Soil assessment is important for mobile robot planning and navigation on natural and planetary environments. Terramechanic characteristics can be inferred from the thermal behaviour of soils under the influence of sunlight using remote sensors such as Long-Wave Infrared cameras. However, this behaviour is greatly affected by the low atmospheric pressures of planets such as Mars, so practical models are needed to relate robot remote sensing data on Earth to target planetary exploration conditions. This article proposes a general framework based on multipurpose environmental chambers to generate representative diurnal cycle dataset pairs that can be useful to relate the thermal behaviour of a soil on Earth to the corresponding behaviour under planetary pressure conditions using remote sensing. Furthermore, we present an application of the proposed framework to generate datasets using the UMA-Laserlab chamber, which can replicate the atmospheric \ch{CO2} composition of Mars. In particular, we analyze the thermal behaviour of four soil samples of different granularity by comparing replicated Martian surface conditions and their Earth's diurnal cycle equivalent. Results indicate a correlation between granularity and thermal inertia that is consistent with available Mars surface measurements recorded by rovers. The resulting dataset pairs, consisting of representative diurnal cycle thermal images with heater, air, and subsurface temperatures, have been made available for the scientific community.

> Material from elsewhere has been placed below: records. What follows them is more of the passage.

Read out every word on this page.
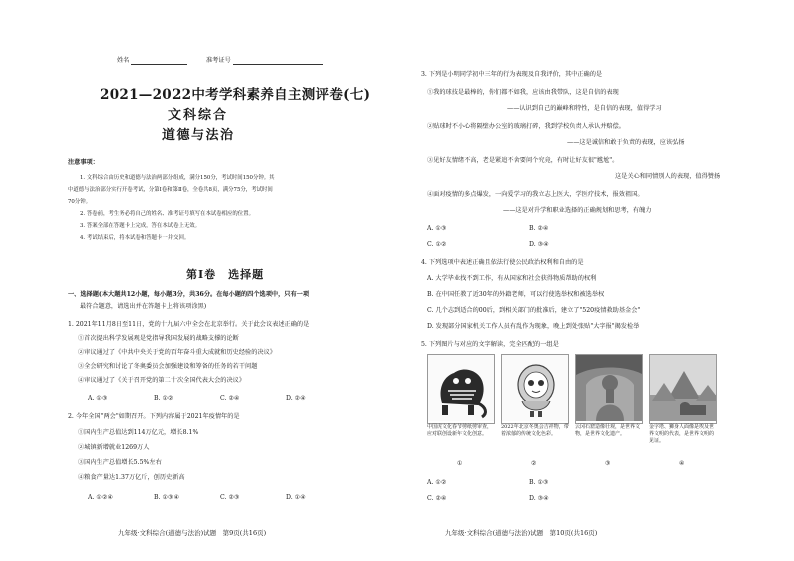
姓名	准考证号
2021—2022中考学科素养自主测评卷(七)
文科综合
道德与法治
注意事项：
1. 文科综合由历史和道德与法治两部分组成，满分150分，考试时间150分钟。其
中道德与法治部分实行开卷考试，分第Ⅰ卷和第Ⅱ卷，全卷共8页，满分75分，考试时间
70分钟。
2. 答卷前，考生务必将自己的姓名、准考证号填写在本试卷相应的位置。
3. 答案全部在答题卡上完成，答在本试卷上无效。
4. 考试结束后，将本试卷和答题卡一并交回。
第Ⅰ卷　选择题
一、选择题(本大题共12小题，每小题3分，共36分。在每小题的四个选项中，只有一项
最符合题意，请选出并在答题卡上将该项涂黑)
1. 2021年11月8日至11日，党的十九届六中全会在北京举行。关于此会议表述正确的是
①首次提出科学发展观是党指导我国发展的战略支撑的论断
②审议通过了《中共中央关于党的百年奋斗重大成就和历史经验的决议》
③全会研究和讨论了冬奥委员会加强建设和筹备的任务的若干问题
④审议通过了《关于召开党的第二十次全国代表大会的决议》
A. ①③	B. ①②	C. ②④	D. ②④
2. 今年全国"两会"如期召开。下列内容属于2021年疫情年的是
①国内生产总值达到114万亿元，增长8.1%
②城镇新增就业1269万人
③国内生产总值增长5.5%左右
④粮食产量达1.37万亿斤，创历史新高
A. ①②④	B. ①③④	C. ②③	D. ①④
九年级·文科综合(道德与法治)试题　第9页(共16页)
3. 下列是小明同学初中三年的行为表现及自我评价，其中正确的是
①我的球技是最棒的，你们都不如我，应该由我带队，这是自信的表现
——认识到自己的巅峰和特性，是自信的表现，值得学习
②贴球时不小心将隔壁办公室的玻璃打碎，我到学校负责人承认并赔偿。
——这是诚信和敢于负责的表现，应该弘扬
③见好友情绪不高，老是紧追不舍要问个究竟，有时让好友很"尴尬"。
这是关心和同情别人的表现，值得赞扬
④面对疫情的多点爆发，一向爱学习的我立志上医大，学医疗技术，报效祖国。
——这是对升学和职业选择的正确规划和思考，有魄力
A. ①③	B. ②④
C. ①②	D. ③④
4. 下列选项中表述正确且依法行使公民政治权利和自由的是
A. 大学毕业找不到工作，有从国家和社会获得物质帮助的权利
B. 在中国任教了近30年的外籍老师，可以行使选举权和被选举权
C. 几个志到适合的00后，到相关部门的批准后，建立了"520疫情救助基金会"
D. 发现部分国家机关工作人员有乱作为现象，晚上到处张贴"大字报"揭发检举
5. 下列图片与对应的文字解读，完全匹配的一组是
中国虎文化春节剪纸剪审查，应对联创设新年文化创意。
2022年北京冬奥会吉祥物，带着浓郁的传统文化色彩。
云冈石窟造像壮观，是世界文物，是世界文化遗产。
金字塔、狮身人面像是埃及世界文明的代表，是世界文明的见证。
①	②	③	④
A. ①②	B. ①③
C. ②④	D. ③④
九年级·文科综合(道德与法治)试题　第10页(共16页)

翻译：土壤评估对于移动机器人在自然环境和行星环境中的规划与导航至关重要。通过长波红外相机等遥感设备，可根据阳光影响下土壤的热行为推断地形力学特性。然而，这种热行为受到火星等行星低气压条件的显著影响，因此需要建立实用模型，将地球上的机器人遥感数据与目标行星探测条件相关联。本文提出一个基于多用途环境舱的通用框架，用于生成具有代表性的昼夜循环数据集对，从而通过遥感手段关联地球土壤的热行为与行星气压条件下对应的热行为。此外，我们展示了该框架在UMA-Laserlab环境舱中的应用——该环境舱可模拟火星大气中的二氧化碳成分。具体而言，我们通过对比复现的火星表面条件及其对应的地球昼夜循环等效条件，分析了四种不同颗粒度土壤样本的热行为。结果表明，颗粒度与热惯性之间存在相关性，这与火星车获取的火星表面测量数据一致。最终生成的数据集对（包含代表性的昼夜循环热图像及加热器、空气和地下温度数据）已向科学界开放共享。